FT.com / World / US - Wolfowitz on shortlist for World Bank top post

FT.com / World / US - Wolfowitz on shortlist for World Bank top post: "Wolfowitz on shortlist for World Bank top post

>By Andrew Balls and Edward Alden in Washington
>Published: March 1 2005 00:43 | Last updated: March 1 2005 00:43
Paul Wolfowitz, US deputy secretary of defence, has emerged as a leading candidate to replace James Wolfensohn as the president of the World Bank.

Mr Wolfowitz is one of a small number of people being considered for the US nomination, administration insiders said.

The nomination of Mr Wolfowitz, one of the chief architects of the Iraq war and a former US ambassador to Indonesia, would likely be highly controversial, and could raise new questions about the process by which the World Bank chief is selected. One administration official said his nomination “would have enormous repercussions within the development community”.

Others on the US shortlist include Randall Tobias, former head of Eli Lilly and the administration's co-ordinator on Aids.

Leadership of the World Bank and International Monetary Fund is decided by all the shareholders in the institutions. But the US and Europe in effect divide up the top jobs, with an American heading the bank and a European running the fund.

The effort to pick the US candidate has been led by the White House National Security Council and the Council of Economic Advisers. The Treasury is leading consultations with other World Bank shareholders. Asked about Mr Wolfowitz's possible nomination, Rob Nichols, Treasury spokesman, said: “We don't speculate on personnel appointments before they are made.”

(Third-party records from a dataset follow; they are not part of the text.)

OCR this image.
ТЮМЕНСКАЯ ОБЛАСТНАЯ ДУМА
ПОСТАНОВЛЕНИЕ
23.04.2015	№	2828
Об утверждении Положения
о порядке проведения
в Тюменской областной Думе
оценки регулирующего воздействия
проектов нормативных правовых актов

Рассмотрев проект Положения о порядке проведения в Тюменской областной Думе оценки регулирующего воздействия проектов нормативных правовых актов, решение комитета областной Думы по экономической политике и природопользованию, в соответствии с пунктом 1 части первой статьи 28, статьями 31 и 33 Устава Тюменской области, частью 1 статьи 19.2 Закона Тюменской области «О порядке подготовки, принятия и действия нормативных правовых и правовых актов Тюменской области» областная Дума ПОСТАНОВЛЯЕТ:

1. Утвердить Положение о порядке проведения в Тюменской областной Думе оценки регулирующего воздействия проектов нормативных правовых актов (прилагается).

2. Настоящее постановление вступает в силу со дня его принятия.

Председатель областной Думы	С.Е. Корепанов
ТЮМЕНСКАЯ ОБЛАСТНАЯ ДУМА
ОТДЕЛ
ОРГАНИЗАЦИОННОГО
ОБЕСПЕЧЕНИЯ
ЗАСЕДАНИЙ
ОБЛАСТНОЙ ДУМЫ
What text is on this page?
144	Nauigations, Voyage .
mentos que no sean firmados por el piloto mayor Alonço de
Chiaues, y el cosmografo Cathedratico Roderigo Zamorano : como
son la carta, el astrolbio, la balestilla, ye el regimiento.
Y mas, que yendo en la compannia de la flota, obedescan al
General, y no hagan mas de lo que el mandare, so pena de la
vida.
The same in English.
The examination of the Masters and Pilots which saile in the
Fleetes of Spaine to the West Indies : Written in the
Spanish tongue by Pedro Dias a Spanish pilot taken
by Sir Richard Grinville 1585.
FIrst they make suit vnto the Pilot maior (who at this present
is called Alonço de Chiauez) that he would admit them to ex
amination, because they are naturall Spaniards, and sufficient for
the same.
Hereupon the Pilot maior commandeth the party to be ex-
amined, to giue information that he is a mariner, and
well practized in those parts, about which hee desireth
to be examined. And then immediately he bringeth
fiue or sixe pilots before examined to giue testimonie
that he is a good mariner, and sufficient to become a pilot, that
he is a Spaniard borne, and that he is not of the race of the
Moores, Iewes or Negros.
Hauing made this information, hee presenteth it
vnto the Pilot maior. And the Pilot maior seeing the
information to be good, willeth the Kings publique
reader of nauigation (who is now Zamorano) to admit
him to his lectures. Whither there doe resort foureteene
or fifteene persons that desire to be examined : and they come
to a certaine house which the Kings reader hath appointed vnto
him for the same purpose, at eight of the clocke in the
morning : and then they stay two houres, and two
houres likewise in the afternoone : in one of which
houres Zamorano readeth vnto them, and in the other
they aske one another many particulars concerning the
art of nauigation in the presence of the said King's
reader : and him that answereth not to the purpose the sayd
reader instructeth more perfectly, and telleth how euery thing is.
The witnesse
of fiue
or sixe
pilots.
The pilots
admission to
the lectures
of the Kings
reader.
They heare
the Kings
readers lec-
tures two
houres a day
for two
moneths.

Other names on the US list are John Taylor, the top Treasury official for international affairs, and Peter McPherson, president of Michigan State University. But they are not seen by the administration as leading candidates.

European officials point to the dispute over Caio Koch-Weser a candidate for the IMF post favoured by Europe but blocked by the US as setting a precedent that could see them veto the US nominee. Developing countries have also demanded a greater say in the selection."